Un magnétophone Revox B77


Voici un spendide appareil enregistreur à bandes, un Revox B77.

Déjà magnifiquement restauré par un ami, cet appareil est comme neuf mais présente un souci ennuyeux. Voyons voir cela...

Clic sur les images pour agrandir.

Revox B77

Magnifique construction et présentation sobre pour cet appareil bien connu.

Il s'agit ici de la version 2 pistes.

La documentation complète (avec les variantes des schémas, qui ont leur importance) est disponible sur l'excellent site hi-fi engine.

Revox B77

Vu de derrière, l'intérieur de cet appareil sophistiqué.

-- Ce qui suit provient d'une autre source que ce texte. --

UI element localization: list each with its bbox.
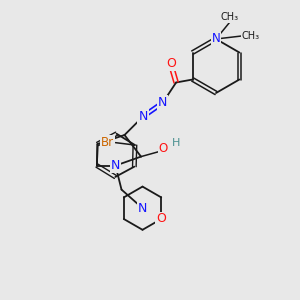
Text: O: O <box>159 142 168 155</box>
Text: CH₃: CH₃ <box>220 12 238 22</box>
Text: N: N <box>158 96 167 110</box>
Text: H: H <box>172 138 181 148</box>
Text: O: O <box>156 212 166 226</box>
Text: N: N <box>138 110 148 123</box>
Text: O: O <box>166 57 176 70</box>
Text: CH₃: CH₃ <box>242 31 260 41</box>
Text: N: N <box>212 32 220 46</box>
Text: Br: Br <box>100 136 114 149</box>
Text: N: N <box>138 202 147 215</box>
Text: N: N <box>138 202 147 215</box>
Text: N: N <box>111 159 120 172</box>
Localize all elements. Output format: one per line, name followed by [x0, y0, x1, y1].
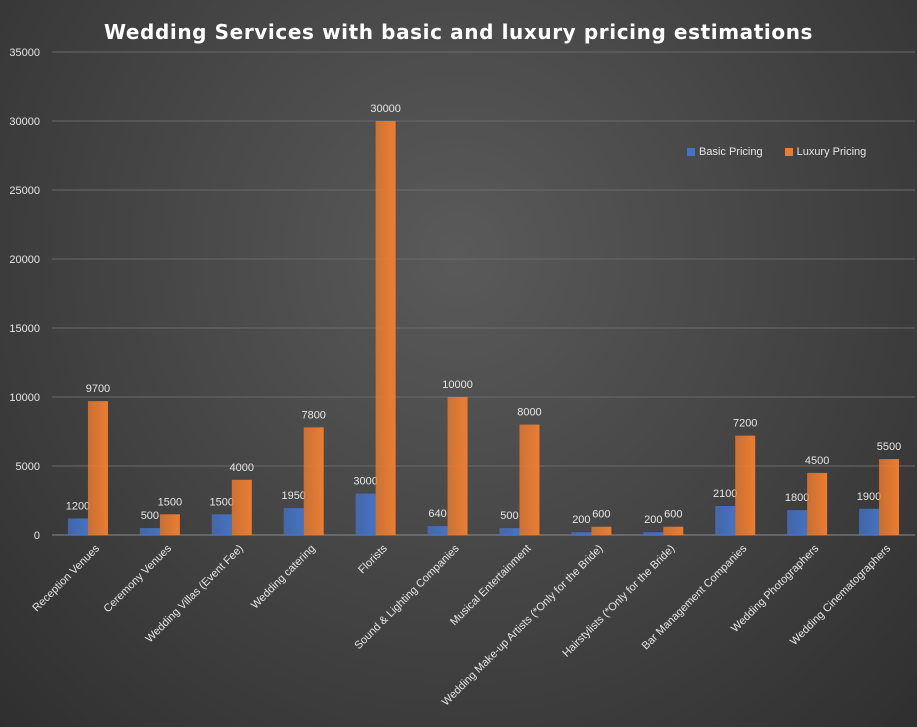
data-label-luxury: 7800 — [301, 409, 325, 421]
x-tick-label: Wedding Make-up Artists (*Only for the B… — [440, 543, 606, 709]
bar-luxury — [879, 459, 900, 535]
data-label-basic: 1500 — [210, 496, 234, 508]
data-label-luxury: 1500 — [158, 496, 182, 508]
data-label-basic: 500 — [141, 510, 159, 522]
y-tick-label: 35000 — [9, 47, 40, 59]
bar-luxury — [735, 435, 756, 535]
legend-swatch-basic — [687, 148, 695, 156]
data-label-luxury: 600 — [592, 509, 610, 521]
data-label-basic: 1800 — [785, 492, 809, 504]
y-tick-label: 20000 — [9, 254, 40, 266]
bar-luxury — [231, 479, 252, 535]
bar-luxury — [159, 514, 180, 535]
data-label-basic: 2100 — [713, 488, 737, 500]
bar-basic — [211, 514, 232, 535]
legend-swatch-luxury — [784, 148, 793, 156]
bar-luxury — [87, 401, 108, 535]
chart-title: Wedding Services with basic and luxury p… — [103, 20, 814, 44]
y-tick-label: 25000 — [9, 185, 40, 197]
data-label-luxury: 9700 — [86, 383, 110, 395]
bar-basic — [139, 528, 160, 535]
data-label-basic: 200 — [644, 514, 662, 526]
bar-luxury — [807, 472, 828, 535]
x-tick-label: Musical Entertainment — [448, 543, 533, 628]
y-tick-label: 0 — [34, 530, 40, 542]
data-label-basic: 3000 — [353, 476, 377, 488]
data-label-luxury: 4500 — [805, 455, 829, 467]
data-label-basic: 640 — [428, 508, 446, 520]
y-tick-label: 5000 — [16, 461, 40, 473]
x-tick-label: Reception Venues — [30, 542, 102, 614]
x-tick-label: Wedding catering — [249, 543, 318, 612]
data-label-basic: 1950 — [281, 490, 305, 502]
bar-basic — [355, 493, 376, 535]
bar-basic — [859, 508, 880, 535]
legend-label-basic: Basic Pricing — [699, 146, 763, 158]
data-label-basic: 1900 — [857, 491, 881, 503]
legend-item-basic: Basic Pricing — [687, 146, 763, 158]
data-label-basic: 500 — [500, 510, 518, 522]
x-tick-label: Hairstylists (*Only for the Bride) — [560, 543, 677, 660]
data-label-basic: 200 — [572, 514, 590, 526]
bar-luxury — [447, 397, 468, 535]
data-label-luxury: 8000 — [517, 407, 541, 419]
bar-basic — [715, 506, 736, 535]
data-label-luxury: 7200 — [733, 418, 757, 430]
y-tick-label: 15000 — [9, 323, 40, 335]
data-label-basic: 1200 — [66, 500, 90, 512]
legend: Basic Pricing Luxury Pricing — [687, 146, 866, 158]
bar-basic — [427, 526, 448, 535]
data-label-luxury: 600 — [664, 509, 682, 521]
data-label-luxury: 4000 — [230, 462, 254, 474]
x-tick-label: Florists — [356, 542, 390, 576]
bar-luxury — [303, 427, 324, 535]
y-tick-label: 30000 — [9, 116, 40, 128]
data-label-luxury: 5500 — [877, 441, 901, 453]
bar-luxury — [375, 121, 396, 535]
data-label-luxury: 30000 — [370, 103, 401, 115]
bar-basic — [571, 532, 592, 535]
bar-luxury — [591, 526, 612, 535]
y-tick-label: 10000 — [9, 392, 40, 404]
data-label-luxury: 10000 — [442, 379, 473, 391]
bar-basic — [67, 518, 88, 535]
bar-basic — [283, 508, 304, 535]
bar-basic — [499, 528, 520, 535]
legend-label-luxury: Luxury Pricing — [796, 146, 867, 158]
bar-basic — [787, 510, 808, 535]
bar-basic — [643, 532, 664, 535]
bar-luxury — [663, 526, 684, 535]
x-tick-label: Ceremony Venues — [102, 542, 175, 615]
legend-item-luxury: Luxury Pricing — [784, 146, 867, 158]
bar-luxury — [519, 424, 540, 535]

Une réalisation impeccable, tant mécanique qu'électronique.

Revox B77

Quel est donc le souci de cet engin ?

Pour lancer l'enregistrement, il faut pousser sur les touches REC et PLAY, cela démarre et ensuite on peut relacher... enfin cela devrait aller comme cela !

Revox B77

Mais ici dès qu'on relache les touches, l'enregistrement stoppe.

Pour qu'il continue, il faut garder la touche PLAY" enfonçée. Bizarre !
Car en lecture, cela fonctionne parfaitement, et normalement.

Revox B77

Voici la platine qui gère la logique de commande. Déjà rénovée avec nouveaux condensateurs Panasonic FC et des supports neufs pour les circuits intégrés.

A première vue, rien d'anormal dans le câblage ou le remontage des composants...

Revox B77

Voici le schéma de cette platine.

Les commandes sont les boutons poussoirs sur le dessus du schéma, ceux-ci fonctionnent en parallèle avec ceux de la commande à distance, via la prise multiple de gauche. Ces boutons fonctionnant en 24V DC, et pilotant des circuits TTL (qui eux fonctionnent en 5V), on retrouve donc des diviseurs de tension à deux résistances entre chaque bouton + 1 condensateur électrolytique faisant office "d'anti-rebond" sur les entrées des portes logiques TTL.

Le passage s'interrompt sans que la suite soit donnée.